For more persistent data you need EBS. Elastic Block Store is a service – which gives you cecenamiento that is replicated in the same AZ allowing you to provision the performance that your applications may need, the ability to snapshot those volumes to S3 for 11 9s of durability and provides you with metrics to monitor the state and performance of the volumes
You start by creating a volume and attaching to an EC2 instance
As opposed to Instance volumes you can reattach EBS volumes to a new instance. Your data is now persistent
You can also group multiple volumes together. Maybe you need it to segment your data –DB components (data files, logs) on different volumes.
You can also use OS and volume management tools to create a RAID array achieving larger max volume size, and increased performance.
Up until 3/2015 EBS allowed you to create a volume of up to 1TB, but let’s not dwell on the past. In March we announced support for what we can larger and faster volumes. The bottom line is we now support up to 16 TBs per EBS volume. So there’s a much lesser need now to span an application across multiple EBS volumes which simplifies management, as well as backup and recovery.
Along with the increased size, we’ve dramatically improved the performance of our SSD-based offerings. GP now supports up to 10,000 IOPS up from 3,000 and PIOPS 20,000 up from 4,000.
Let’s put it all together – When performance matters use SSD-based types. GP offers the best price performance and should always be used for boot volumes. You’ll find that it’s good enough for most applications and that’s why it’s the default volume type. You get 3 IOPS per GB and can burst up to 3000 IOPS on smaller volumes. Magnetic is still around, it’s inexpensive and should be used for infrequent data access. Finally for the most demanding and I/O intensive applications, use PIOPS which provides consistent and high IOPS. You can set the specific IOPS you require and get much higher IOPS per GB ratio.
What is really important is to get point in time snapshots – this is your backup
You can take snapshots of your EBS drives to allow you to roll back to an older version if needed. They are stored in S3 and are benefitting from it’s superior durability. They can also be used to increase the size of a volume and even migrate across AWS regions for DR scenarios or to duplicate your application in a new region.
You use EBS when you need a persistent block device for EC2 instances, when you have transactional workloads and when you want to deploy a file system on top of EC2, such as NTFS or a Linux file system. Which leads us nicely to our next topic...
Today we’re launching an exciting new AWS Service that allows multiple hosts to easily share, read and write against a common data set.
A highly consistent, highly available, extremely durable and region scale data service. We’re launching – Amazon Elastic File System
Call to action, review and sign up for preview at aws.amazon.com/efs
EFS allows you to deploy workloads that benefit from EC2’s elasticity and economics but also require access to a shared data store. In the past that required you to build your own file server on EC2. We built this service focusing on 3 core principles – simple, elastic and scalable.
It’s fully managed, provides the file system semantics and standard OS compatibility and APIs you expect, elastically grows to PB-scale without sacrificing performance and it’s highly available and durable.

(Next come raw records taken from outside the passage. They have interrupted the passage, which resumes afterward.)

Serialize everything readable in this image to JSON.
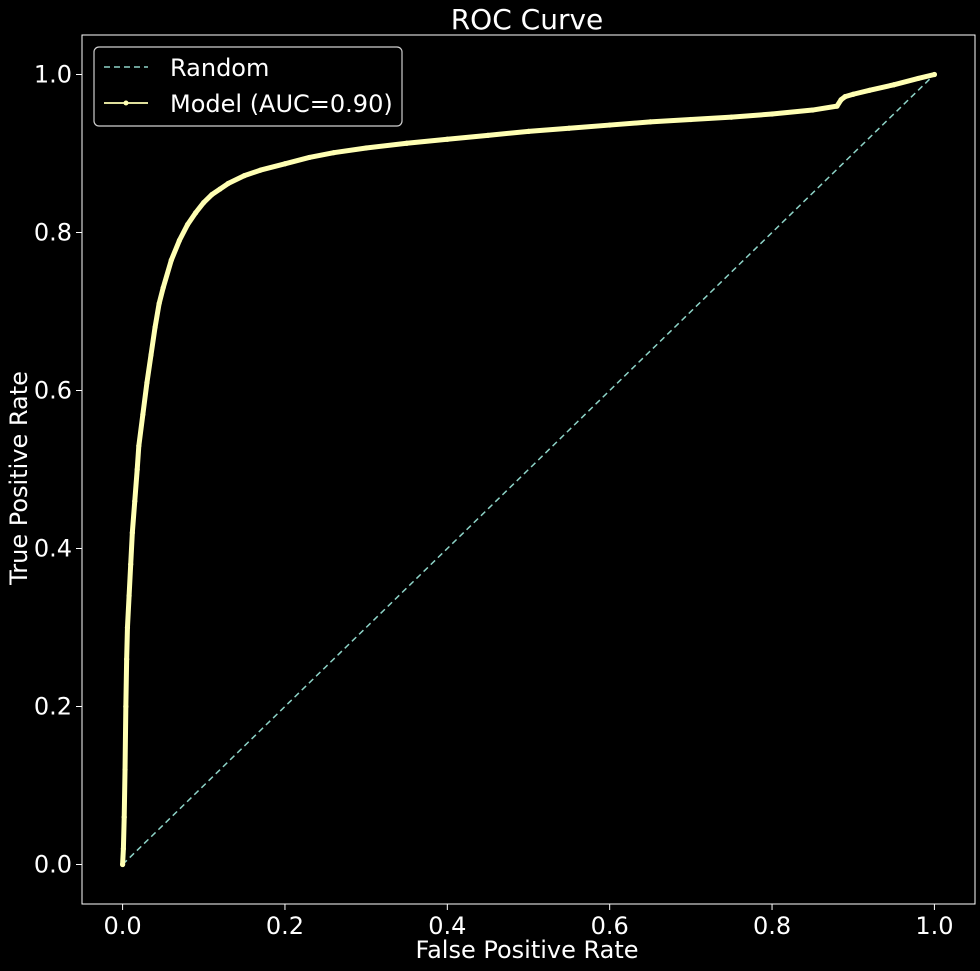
{
  "chart_data": {
    "type": "line",
    "title": "ROC Curve",
    "xlabel": "False Positive Rate",
    "ylabel": "True Positive Rate",
    "xlim": [
      -0.05,
      1.05
    ],
    "ylim": [
      -0.05,
      1.05
    ],
    "xticks": [
      0.0,
      0.2,
      0.4,
      0.6,
      0.8,
      1.0
    ],
    "yticks": [
      0.0,
      0.2,
      0.4,
      0.6,
      0.8,
      1.0
    ],
    "xtick_labels": [
      "0.0",
      "0.2",
      "0.4",
      "0.6",
      "0.8",
      "1.0"
    ],
    "ytick_labels": [
      "0.0",
      "0.2",
      "0.4",
      "0.6",
      "0.8",
      "1.0"
    ],
    "grid": false,
    "legend_position": "top-left",
    "series": [
      {
        "name": "Random",
        "style": "dashed",
        "color": "#8dd3c7",
        "x": [
          0.0,
          1.0
        ],
        "y": [
          0.0,
          1.0
        ]
      },
      {
        "name": "Model (AUC=0.90)",
        "style": "solid-with-markers",
        "color": "#ffffb3",
        "x": [
          0.0,
          0.001,
          0.002,
          0.003,
          0.004,
          0.005,
          0.006,
          0.008,
          0.01,
          0.012,
          0.015,
          0.018,
          0.02,
          0.025,
          0.03,
          0.035,
          0.04,
          0.045,
          0.05,
          0.06,
          0.07,
          0.08,
          0.09,
          0.1,
          0.11,
          0.12,
          0.13,
          0.15,
          0.17,
          0.2,
          0.23,
          0.26,
          0.3,
          0.35,
          0.4,
          0.45,
          0.5,
          0.55,
          0.6,
          0.65,
          0.7,
          0.75,
          0.8,
          0.85,
          0.88,
          0.885,
          0.89,
          0.9,
          0.92,
          0.95,
          0.98,
          1.0
        ],
        "y": [
          0.0,
          0.02,
          0.06,
          0.12,
          0.2,
          0.26,
          0.3,
          0.34,
          0.38,
          0.42,
          0.46,
          0.5,
          0.53,
          0.57,
          0.61,
          0.645,
          0.68,
          0.71,
          0.73,
          0.765,
          0.79,
          0.81,
          0.825,
          0.838,
          0.848,
          0.855,
          0.862,
          0.872,
          0.879,
          0.887,
          0.895,
          0.901,
          0.907,
          0.913,
          0.918,
          0.923,
          0.928,
          0.932,
          0.936,
          0.94,
          0.943,
          0.946,
          0.95,
          0.955,
          0.96,
          0.968,
          0.972,
          0.975,
          0.98,
          0.987,
          0.995,
          1.0
        ]
      }
    ]
  },
  "colors": {
    "background": "#000000",
    "axes": "#ffffff",
    "text": "#ffffff"
  }
}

EFS is designed for a broad range of use cases – let me walk you through a few examples
Content management systems store and serve information for a wide range of applications
E.g., online publications, reference libraries.
EFS: durable, high throughput backing store for these applications.
Development and build environments often have hundreds of nodes accessing a common set of source files, binaries, and other resources.
EFS: serve as the storage layer in these environments, providing a high level of IOPS to serve demanding development and test needs.
Many organizations provide storage for individual and team use.
E.g., research scientists commonly share data sets that each scientist may perform ad hoc analyses on, and these scientists also store files in their own home directories.
EFS: an administrator can create a file system where parts of it are accessible to groups in an organization and parts are accessible to individuals.
Big Data workloads often require file system operations and read-after-write consistency, as well as the ability to scale to large amounts of Almacenamiento and throughput.
EFS: file Almacenamiento that EC2 clusters can work with directly for Big Data workloads
Fully managed service – simple to administer file systems at scale
No file layer or hardware to manage – eliminates ongoing maintenance and the constant upgrade/refresh cycle. No volumes, LUNs, RAID groups, provisioning management
Create a scalable file system in seconds. That’s probably hard to believe for folks in the room who’ve managed shared file Almacenamiento – but I’ll provide it to you later in this session
[GO TO SECOND BULLET}
Simple GB-month pricing makes it easy to forecast costs
[Add to third bullet]: Payment is in the form of a simple GB/month charge.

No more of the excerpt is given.